Les turbulences politiques entourant les élections locales au Royaume-Uni ébranlent le marché obligataire, les coûts d'emprunt atteignant des niveaux inédits depuis près de 30 ans.
Les turbulences politiques entourant les élections locales au Royaume-Uni ébranlent le marché obligataire, les coûts d'emprunt atteignant des niveaux inédits depuis près de 30 ans.

Les coûts d'emprunt du gouvernement britannique ont grimpé à leur plus haut niveau en près de trois décennies alors que les investisseurs se préparent à un bouleversement politique lors des élections locales de ce jeudi. Les sondages indiquent une défaite catastrophique pour le Parti travailliste au pouvoir, alimentant l'incertitude et poussant le rendement du gilt à 30 ans à un sommet jamais vu depuis 1998.
« C'est une tempête parfaite pour le Royaume-Uni », a déclaré Katharine Neiss, économiste en chef pour l'Europe chez PGIM Fixed Income. Elle a cité une combinaison de la trajectoire budgétaire précaire de la Grande-Bretagne, de sa vulnérabilité à la crise énergétique mondiale et de l'instabilité politique persistante comme facteurs de l'anxiété du marché.
La liquidation des obligations d'État britanniques, appelées gilts, a été brutale. Le rendement du gilt à 30 ans a dépassé les 5,7 % cette semaine, tandis que le rendement de référence à 10 ans a approché les 5 %, selon un rapport du New York Times. La hausse d'un demi-point de pourcentage du rendement à 10 ans cette année est le triple de l'augmentation observée sur les Bunds allemands et dépasse largement le mouvement des Bons du Trésor américain.
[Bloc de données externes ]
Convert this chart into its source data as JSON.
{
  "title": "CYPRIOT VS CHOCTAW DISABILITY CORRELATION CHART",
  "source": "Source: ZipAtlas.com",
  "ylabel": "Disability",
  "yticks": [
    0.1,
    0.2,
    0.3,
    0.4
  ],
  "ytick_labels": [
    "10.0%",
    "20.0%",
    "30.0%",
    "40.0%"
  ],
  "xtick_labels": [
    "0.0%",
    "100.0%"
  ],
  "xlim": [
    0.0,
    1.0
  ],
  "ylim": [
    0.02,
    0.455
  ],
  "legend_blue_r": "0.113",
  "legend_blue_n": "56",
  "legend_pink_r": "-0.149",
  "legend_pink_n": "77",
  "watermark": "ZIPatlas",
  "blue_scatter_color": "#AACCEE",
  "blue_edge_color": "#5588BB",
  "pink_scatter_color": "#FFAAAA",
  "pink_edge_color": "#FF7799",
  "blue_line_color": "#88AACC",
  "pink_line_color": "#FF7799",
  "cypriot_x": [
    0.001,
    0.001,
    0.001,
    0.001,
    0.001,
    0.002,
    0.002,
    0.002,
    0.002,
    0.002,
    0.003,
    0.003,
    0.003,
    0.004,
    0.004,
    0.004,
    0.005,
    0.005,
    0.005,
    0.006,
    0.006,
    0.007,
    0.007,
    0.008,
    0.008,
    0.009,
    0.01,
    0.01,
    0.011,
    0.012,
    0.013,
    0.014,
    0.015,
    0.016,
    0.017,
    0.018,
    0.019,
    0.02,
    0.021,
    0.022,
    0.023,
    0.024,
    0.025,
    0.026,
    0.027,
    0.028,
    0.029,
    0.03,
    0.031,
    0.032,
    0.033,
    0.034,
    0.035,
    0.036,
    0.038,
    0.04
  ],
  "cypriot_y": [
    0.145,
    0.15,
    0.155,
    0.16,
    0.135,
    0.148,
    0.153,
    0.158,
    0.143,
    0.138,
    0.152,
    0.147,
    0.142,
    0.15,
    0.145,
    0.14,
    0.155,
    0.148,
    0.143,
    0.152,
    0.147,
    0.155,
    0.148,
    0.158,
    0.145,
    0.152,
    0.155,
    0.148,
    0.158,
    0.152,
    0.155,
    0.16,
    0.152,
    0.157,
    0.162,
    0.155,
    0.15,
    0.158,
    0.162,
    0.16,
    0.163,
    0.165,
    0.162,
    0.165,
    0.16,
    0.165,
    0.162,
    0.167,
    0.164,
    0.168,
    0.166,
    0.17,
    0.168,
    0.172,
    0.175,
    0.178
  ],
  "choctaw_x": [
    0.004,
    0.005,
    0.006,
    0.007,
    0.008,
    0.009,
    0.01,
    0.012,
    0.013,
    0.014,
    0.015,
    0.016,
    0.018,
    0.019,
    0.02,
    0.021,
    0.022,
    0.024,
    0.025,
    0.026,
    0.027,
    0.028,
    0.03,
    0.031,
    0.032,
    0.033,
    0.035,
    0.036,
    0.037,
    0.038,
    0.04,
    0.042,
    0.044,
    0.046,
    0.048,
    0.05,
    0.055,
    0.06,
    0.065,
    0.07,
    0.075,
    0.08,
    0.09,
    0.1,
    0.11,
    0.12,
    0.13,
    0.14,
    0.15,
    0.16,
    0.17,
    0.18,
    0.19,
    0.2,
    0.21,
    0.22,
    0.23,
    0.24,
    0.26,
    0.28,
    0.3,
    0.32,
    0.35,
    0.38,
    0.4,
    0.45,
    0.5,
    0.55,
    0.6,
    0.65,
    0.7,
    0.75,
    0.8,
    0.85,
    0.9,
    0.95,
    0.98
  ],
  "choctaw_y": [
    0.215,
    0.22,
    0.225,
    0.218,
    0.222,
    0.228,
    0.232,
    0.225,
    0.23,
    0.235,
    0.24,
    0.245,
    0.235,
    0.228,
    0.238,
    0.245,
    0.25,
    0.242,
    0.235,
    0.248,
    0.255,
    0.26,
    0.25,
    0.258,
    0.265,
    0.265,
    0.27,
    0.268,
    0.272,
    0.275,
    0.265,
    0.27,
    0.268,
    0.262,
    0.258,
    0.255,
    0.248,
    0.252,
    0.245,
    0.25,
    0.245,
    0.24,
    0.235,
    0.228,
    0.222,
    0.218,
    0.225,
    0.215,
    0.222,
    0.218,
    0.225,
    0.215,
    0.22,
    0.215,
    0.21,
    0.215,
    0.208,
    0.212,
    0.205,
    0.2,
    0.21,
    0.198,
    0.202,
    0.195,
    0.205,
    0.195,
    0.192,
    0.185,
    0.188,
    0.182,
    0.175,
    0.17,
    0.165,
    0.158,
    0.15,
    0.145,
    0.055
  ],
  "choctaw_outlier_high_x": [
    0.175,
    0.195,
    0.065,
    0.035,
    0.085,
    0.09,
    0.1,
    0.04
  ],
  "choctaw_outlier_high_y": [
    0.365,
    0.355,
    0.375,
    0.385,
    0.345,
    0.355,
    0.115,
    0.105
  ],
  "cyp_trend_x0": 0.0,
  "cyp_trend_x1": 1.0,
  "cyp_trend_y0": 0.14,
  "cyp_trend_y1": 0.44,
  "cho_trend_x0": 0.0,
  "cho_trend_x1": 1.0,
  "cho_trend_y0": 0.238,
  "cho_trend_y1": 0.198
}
Les résultats électoraux sont sur le point de servir de référendum sur le leadership du Premier ministre Keir Starmer, les analystes avertissant qu'une défaite importante pourrait déclencher une contestation formelle de sa position. Pour les investisseurs, cette instabilité politique se traduit par une prime de risque croissante sur les actifs britanniques, la livre sterling et les marchés de taux d'intérêt reflétant tous deux des perspectives nettement baissières, selon l'intelligence de marché de JPMorgan Chase & Co.
Les élections locales d'aujourd'hui, habituellement axées sur les questions municipales, ont pris une importance nationale. Les sondages suggèrent que le Parti de la réforme est en passe d'être le plus grand gagnant, pouvant potentiellement remporter environ 1 300 sièges de conseillers locaux. En revanche, le Parti travailliste défend 2 557 sièges et devrait en perdre entre 50 % et 75 %. Un tel résultat serait un coup dévastateur pour un parti qui a remporté une victoire écrasante aux élections législatives de 2024.
L'érosion politique vient de plusieurs fronts. Le Parti de la réforme capte les voix de la base ouvrière traditionnelle des travaillistes, tandis que le Parti vert gagne du terrain auprès des électeurs des minorités, notamment en concentrant sa campagne sur le conflit à Gaza. Le Parti conservateur, autrefois force dominante, devrait également subir de lourdes pertes et risque d'être marginalisé.
Une déroute de cette ampleur devrait intensifier la pression sur le Premier ministre Starmer, largement considéré comme l'un des dirigeants britanniques les plus impopulaires de l'histoire. Les analystes de Goldman Sachs ont noté que, bien que leur scénario de base soit qu'une mauvaise performance ne déclenche pas immédiatement une élection à la direction, la situation reste très incertaine. Le seuil élevé pour une contestation formelle au sein du Parti travailliste — nécessitant le soutien public de 20 % des députés — constitue un obstacle.
Cependant, les stratèges de JPMorgan suggèrent qu'un résultat désastreux pourrait forcer Starmer à partir, soit par une contestation formelle, soit par une cascade de démissions ministérielles. Les successeurs potentiels qui attendraient dans l'ombre incluraient Andy Burnham, Angela Rayner et Wes Streeting, ajoutant une nouvelle couche d'incertitude à l'avenir politique et économique du Royaume-Uni.
Cet article est à titre informatif uniquement et ne constitue pas un conseil en investissement.